Hablaba hace unos días el conservador de la Catedral que lo que más le había sorprendido de sus primeros meses en el cargo era que la Giralda parecía apretarse a sí misma cuando iba cogiendo altura, haciéndose más gruesa en el núcleo y más ligera en las paredes. No fueron esas esas las palabras exactas, pero yo lo interpreto así porque me sirve para alimentar la teoría de que algunos edificios –y ciudades– se autogestionan, como se autogestiona la Tierra aunque no tenga cerebro.

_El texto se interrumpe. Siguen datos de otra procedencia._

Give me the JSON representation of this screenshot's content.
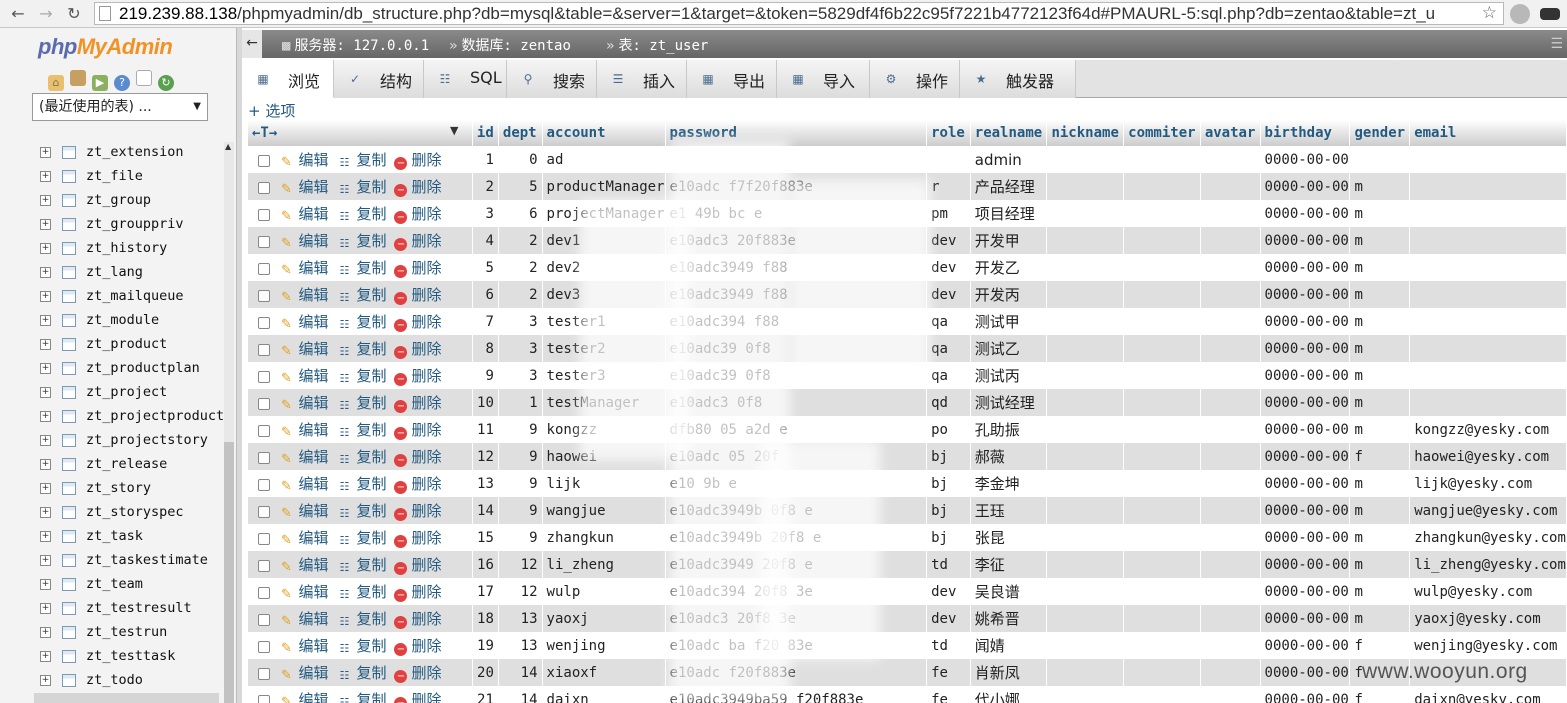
{
  "browser": {
    "url_host": "219.239.88.138",
    "url_rest": "/phpmyadmin/db_structure.php?db=mysql&table=&server=1&target=&token=5829df4f6b22c95f7221b4772123f64d#PMAURL-5:sql.php?db=zentao&table=zt_u"
  },
  "left": {
    "logo_php": "php",
    "logo_ma": "MyAdmin",
    "db_select": "(最近使用的表) ...",
    "tables": [
      "zt_extension",
      "zt_file",
      "zt_group",
      "zt_grouppriv",
      "zt_history",
      "zt_lang",
      "zt_mailqueue",
      "zt_module",
      "zt_product",
      "zt_productplan",
      "zt_project",
      "zt_projectproduct",
      "zt_projectstory",
      "zt_release",
      "zt_story",
      "zt_storyspec",
      "zt_task",
      "zt_taskestimate",
      "zt_team",
      "zt_testresult",
      "zt_testrun",
      "zt_testtask",
      "zt_todo"
    ]
  },
  "breadcrumb": {
    "server": "服务器: 127.0.0.1",
    "database": "数据库: zentao",
    "table": "表: zt_user"
  },
  "tabs": [
    "浏览",
    "结构",
    "SQL",
    "搜索",
    "插入",
    "导出",
    "导入",
    "操作",
    "触发器"
  ],
  "options_link": "+ 选项",
  "grid": {
    "col_arrows": "←T→",
    "columns": [
      "id",
      "dept",
      "account",
      "password",
      "role",
      "realname",
      "nickname",
      "commiter",
      "avatar",
      "birthday",
      "gender",
      "email"
    ],
    "actions": {
      "edit": "编辑",
      "copy": "复制",
      "delete": "删除"
    },
    "rows": [
      {
        "id": "1",
        "dept": "0",
        "account": "ad",
        "password": "",
        "role": "",
        "realname": "admin",
        "birthday": "0000-00-00",
        "gender": "",
        "email": ""
      },
      {
        "id": "2",
        "dept": "5",
        "account": "productManager",
        "password": "e10adc    f7f20f883e",
        "role": "r",
        "realname": "产品经理",
        "birthday": "0000-00-00",
        "gender": "m",
        "email": ""
      },
      {
        "id": "3",
        "dept": "6",
        "account": "projectManager",
        "password": "e1    49b    bc    e",
        "role": "pm",
        "realname": "项目经理",
        "birthday": "0000-00-00",
        "gender": "m",
        "email": ""
      },
      {
        "id": "4",
        "dept": "2",
        "account": "dev1",
        "password": "e10adc3    20f883e",
        "role": "dev",
        "realname": "开发甲",
        "birthday": "0000-00-00",
        "gender": "m",
        "email": ""
      },
      {
        "id": "5",
        "dept": "2",
        "account": "dev2",
        "password": "e10adc3949    f88",
        "role": "dev",
        "realname": "开发乙",
        "birthday": "0000-00-00",
        "gender": "m",
        "email": ""
      },
      {
        "id": "6",
        "dept": "2",
        "account": "dev3",
        "password": "e10adc3949    f88",
        "role": "dev",
        "realname": "开发丙",
        "birthday": "0000-00-00",
        "gender": "m",
        "email": ""
      },
      {
        "id": "7",
        "dept": "3",
        "account": "tester1",
        "password": "e10adc394    f88",
        "role": "qa",
        "realname": "测试甲",
        "birthday": "0000-00-00",
        "gender": "m",
        "email": ""
      },
      {
        "id": "8",
        "dept": "3",
        "account": "tester2",
        "password": "e10adc39    0f8",
        "role": "qa",
        "realname": "测试乙",
        "birthday": "0000-00-00",
        "gender": "m",
        "email": ""
      },
      {
        "id": "9",
        "dept": "3",
        "account": "tester3",
        "password": "e10adc39    0f8",
        "role": "qa",
        "realname": "测试丙",
        "birthday": "0000-00-00",
        "gender": "m",
        "email": ""
      },
      {
        "id": "10",
        "dept": "1",
        "account": "testManager",
        "password": "e10adc3    0f8",
        "role": "qd",
        "realname": "测试经理",
        "birthday": "0000-00-00",
        "gender": "m",
        "email": ""
      },
      {
        "id": "11",
        "dept": "9",
        "account": "kongzz",
        "password": "dfb80    05  a2d e",
        "role": "po",
        "realname": "孔助振",
        "birthday": "0000-00-00",
        "gender": "m",
        "email": "kongzz@yesky.com"
      },
      {
        "id": "12",
        "dept": "9",
        "account": "haowei",
        "password": "e10adc    05  20f",
        "role": "bj",
        "realname": "郝薇",
        "birthday": "0000-00-00",
        "gender": "f",
        "email": "haowei@yesky.com"
      },
      {
        "id": "13",
        "dept": "9",
        "account": "lijk",
        "password": "e10    9b    e",
        "role": "bj",
        "realname": "李金坤",
        "birthday": "0000-00-00",
        "gender": "m",
        "email": "lijk@yesky.com"
      },
      {
        "id": "14",
        "dept": "9",
        "account": "wangjue",
        "password": "e10adc3949b    0f8 e",
        "role": "bj",
        "realname": "王珏",
        "birthday": "0000-00-00",
        "gender": "m",
        "email": "wangjue@yesky.com"
      },
      {
        "id": "15",
        "dept": "9",
        "account": "zhangkun",
        "password": "e10adc3949b    20f8 e",
        "role": "bj",
        "realname": "张昆",
        "birthday": "0000-00-00",
        "gender": "m",
        "email": "zhangkun@yesky.com"
      },
      {
        "id": "16",
        "dept": "12",
        "account": "li_zheng",
        "password": "e10adc3949    20f8 e",
        "role": "td",
        "realname": "李征",
        "birthday": "0000-00-00",
        "gender": "m",
        "email": "li_zheng@yesky.com"
      },
      {
        "id": "17",
        "dept": "12",
        "account": "wulp",
        "password": "e10adc394    20f8 3e",
        "role": "dev",
        "realname": "吴良谱",
        "birthday": "0000-00-00",
        "gender": "m",
        "email": "wulp@yesky.com"
      },
      {
        "id": "18",
        "dept": "13",
        "account": "yaoxj",
        "password": "e10adc3    20f8 3e",
        "role": "dev",
        "realname": "姚希晋",
        "birthday": "0000-00-00",
        "gender": "m",
        "email": "yaoxj@yesky.com"
      },
      {
        "id": "19",
        "dept": "13",
        "account": "wenjing",
        "password": "e10adc    ba    f20 83e",
        "role": "td",
        "realname": "闻婧",
        "birthday": "0000-00-00",
        "gender": "f",
        "email": "wenjing@yesky.com"
      },
      {
        "id": "20",
        "dept": "14",
        "account": "xiaoxf",
        "password": "e10adc    f20f883e",
        "role": "fe",
        "realname": "肖新凤",
        "birthday": "0000-00-00",
        "gender": "f",
        "email": ""
      },
      {
        "id": "21",
        "dept": "14",
        "account": "daixn",
        "password": "e10adc3949ba59    f20f883e",
        "role": "fe",
        "realname": "代小娜",
        "birthday": "0000-00-00",
        "gender": "f",
        "email": "daixn@yesky.com"
      }
    ]
  },
  "watermark": "www.wooyun.org",
  "colors": {
    "link": "#235a81",
    "even_row": "#dfdfdf",
    "topbar": "#777777"
  }
}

La secuencia de plantas de la torre, además de recordarme la inteligencia y entrega con la que gestionó el patrimonio catedralicio el canónigo Francisco Navarro –aquí resuena la voz sabia y humana de mi tío Paco–, nos ayuda a entender ese camino inmutable hacia la vejez. Al ritmo que avanzamos y cogemos altura, nuestro tronco interior se vuelve más robusto, intentando moverse lo justo, en un vaivén contenido como el del palio de Los Estudiantes, apretando la mandíbula, liberando el peso de la carcasa para aguantar más. Como el corcho de un alcornoque, la Giralda va perdiendo piel hasta llegar al casco del Giraldillo, ya desprovista de defensas, donde desaparece. No sé qué habrá por encima de la pluma que corona la veleta. Quizás uno de esos espacios reservados para que guardemos recuerdos y nostalgias, porque a algún lado tendrán que ir, ¿dónde irá la torre si no cuando desparezca, convertida en suspiro, descargada del peso de la piedra?

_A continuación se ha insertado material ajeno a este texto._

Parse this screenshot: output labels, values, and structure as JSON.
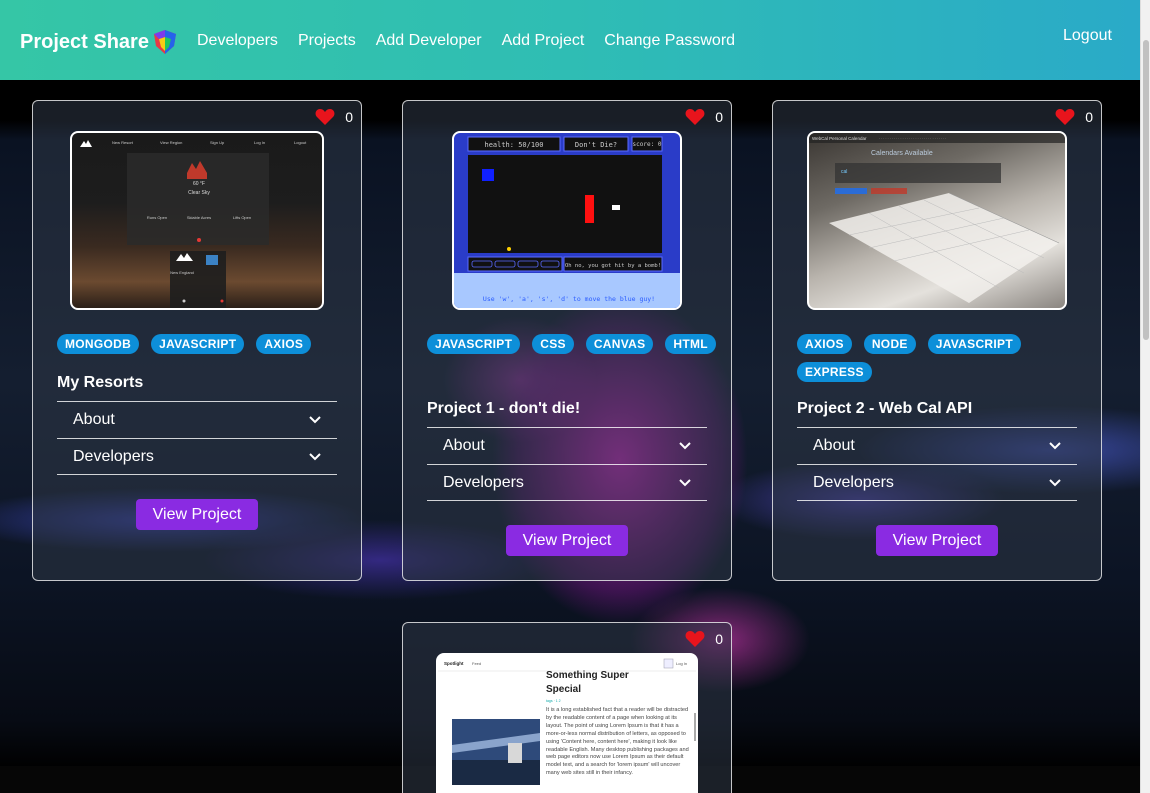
{
  "navbar": {
    "brand": "Project Share",
    "links": [
      "Developers",
      "Projects",
      "Add Developer",
      "Add Project",
      "Change Password"
    ],
    "logout": "Logout"
  },
  "projects": [
    {
      "likes": "0",
      "tags": [
        "MONGODB",
        "JAVASCRIPT",
        "AXIOS"
      ],
      "title": "My Resorts",
      "about_label": "About",
      "developers_label": "Developers",
      "button": "View Project",
      "thumb": {
        "nav": [
          "New Resort",
          "View Region",
          "Sign Up",
          "Log In",
          "Logout"
        ],
        "temp": "60 °F",
        "cond": "Clear Sky",
        "stats": [
          "Runs Open",
          "Skiable Acres",
          "Lifts Open"
        ],
        "region": "New England"
      }
    },
    {
      "likes": "0",
      "tags": [
        "JAVASCRIPT",
        "CSS",
        "CANVAS",
        "HTML"
      ],
      "title": "Project 1 - don't die!",
      "about_label": "About",
      "developers_label": "Developers",
      "button": "View Project",
      "thumb": {
        "health": "health: 50/100",
        "dontdie": "Don't Die?",
        "score": "score: 0",
        "message": "Oh no, you got hit by a bomb!",
        "instructions": "Use 'w', 'a', 's', 'd' to move the blue guy!"
      }
    },
    {
      "likes": "0",
      "tags": [
        "AXIOS",
        "NODE",
        "JAVASCRIPT",
        "EXPRESS"
      ],
      "title": "Project 2 - Web Cal API",
      "about_label": "About",
      "developers_label": "Developers",
      "button": "View Project",
      "thumb": {
        "header": "WebCal Personal Calendar",
        "sub": "Calendars Available"
      }
    },
    {
      "likes": "0",
      "tags": [],
      "title": "",
      "thumb": {
        "brand": "Spotlight",
        "feed": "Feed",
        "login": "Log In",
        "heading": "Something Super Special",
        "body": "It is a long established fact that a reader will be distracted by the readable content of a page when looking at its layout. The point of using Lorem Ipsum is that it has a more-or-less normal distribution of letters, as opposed to using 'Content here, content here', making it look like readable English. Many desktop publishing packages and web page editors now use Lorem Ipsum as their default model text, and a search for 'lorem ipsum' will uncover many web sites still in their infancy."
      }
    }
  ],
  "colors": {
    "navbar_start": "#35c6a6",
    "navbar_end": "#2aaac8",
    "tag": "#0d8fd9",
    "button": "#8a2be2",
    "heart": "#e8141c"
  }
}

Los recuerdos tienen sus propias dinámicas como las tienen las ciudades y las torres. Desde hace un tiempo hago una lista de las calles donde han vivido familiares y amigos, y la guardo como un tesoro sin ningún valor estadístico, ni científico, ni social, pero me ayuda a hacer menos doloroso el abordaje de los recuerdos afilados, que caen como chuzos de punta justo el día que hemos salido sin paraguas. 

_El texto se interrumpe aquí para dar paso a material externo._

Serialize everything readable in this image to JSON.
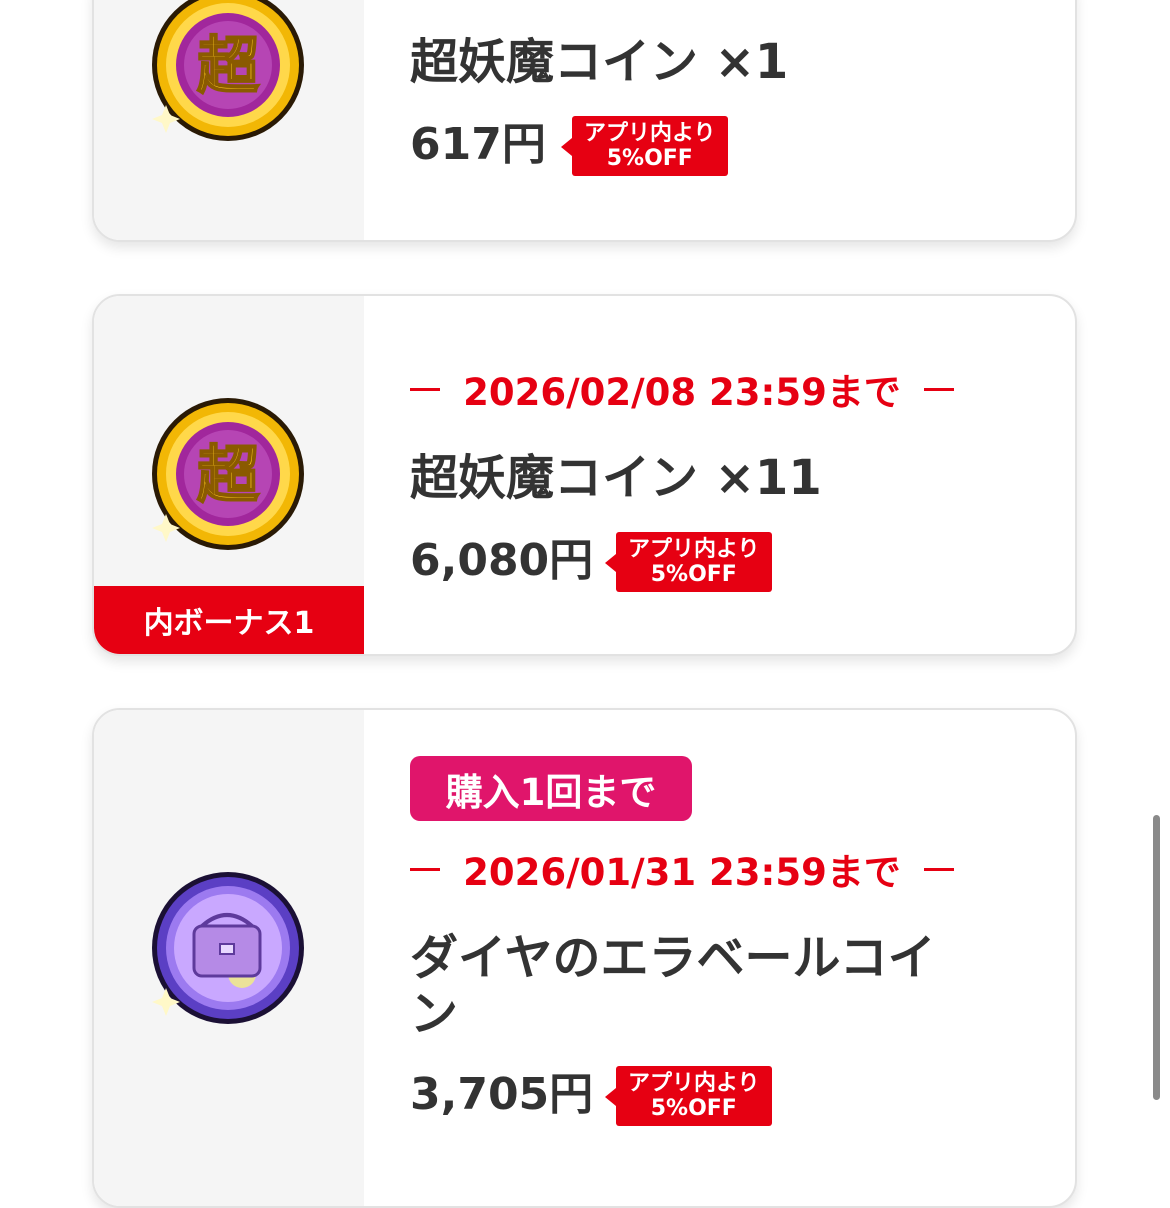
{
  "products": [
    {
      "icon": "super-yokai-coin-icon",
      "title": "超妖魔コイン ×1",
      "price": "617円",
      "discount": {
        "line1": "アプリ内より",
        "line2": "5%OFF"
      }
    },
    {
      "icon": "super-yokai-coin-icon",
      "deadline": "2026/02/08 23:59まで",
      "title": "超妖魔コイン ×11",
      "price": "6,080円",
      "bonus": "内ボーナス1",
      "discount": {
        "line1": "アプリ内より",
        "line2": "5%OFF"
      }
    },
    {
      "icon": "diamond-erabell-coin-icon",
      "limit": "購入1回まで",
      "deadline": "2026/01/31 23:59まで",
      "title_line1": "ダイヤのエラベールコイ",
      "title_line2": "ン",
      "price": "3,705円",
      "discount": {
        "line1": "アプリ内より",
        "line2": "5%OFF"
      }
    }
  ],
  "colors": {
    "accent_red": "#e60012",
    "limit_pink": "#e0156b",
    "text": "#333333",
    "card_left_bg": "#f5f5f5"
  }
}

Como un diario al que se le han borrado las anécdotas y las fechas, la lista del centenar de calles y la veintena de ciudades resume muchas vidas, encajadas en un puzzle abstracto. Escrito en un idioma secreto que sólo saben descifrar ciertos miembros del clan, dice así: calle Alfau e Isabel Cabral - Ceuta, Bami, San Salvador, Montecarmelo, Teodosio, Arrayán y Chaves Nogales - Sevilla, Profesor González y Plaza de Andalucía - Cortelazor, Unione Soviética, Giovanni da Empoli y Cavour - Roma, della Madonetta - Venecia, del Españoleto y Juan de Herrera - Madrid, Daguerre - París, de la Concordia - Barcelona, San Fernando - Córdoba, Salvador - Los Santos de Maimona, W 42nd/9th Ave - Nueva York. Y así unas cuantas páginas más, en la que conviven tiempos, personas vivas y muertas, alquileres e hipotecas, familias unidas y rotas, aldeas y megalópolis.

No se trata de trascender, ni labrar en papel –ante la falta de piedra y cincel– una vida claramente insustancial, sino de reunir los recuerdos para tenerlos controlados, compactarlos como el núcleo de la Giralda y poder volver a ellos para no olvidar la voz de mi abuela ni el carraspeo de los cassettes en un Ford Mondeo. Con suerte, si sobrevive, su función más exitosa será provocar un quebradero la cabeza a quien dé con la libreta, dentro de algún siglo, e intente establecer una hipótesis sobre qué tesoro, arma o maleficio se esparcía por esos lugares, como esas teorías conspiranoicas que revelan mensajes satánicos en las canciones de Justin Bieber o códigos en morse en las dunas del polo norte de Marte. Mientras me cruza ese pensamiento absurdo aprovecho para incorporar una línea más: de Carranza – Madrid.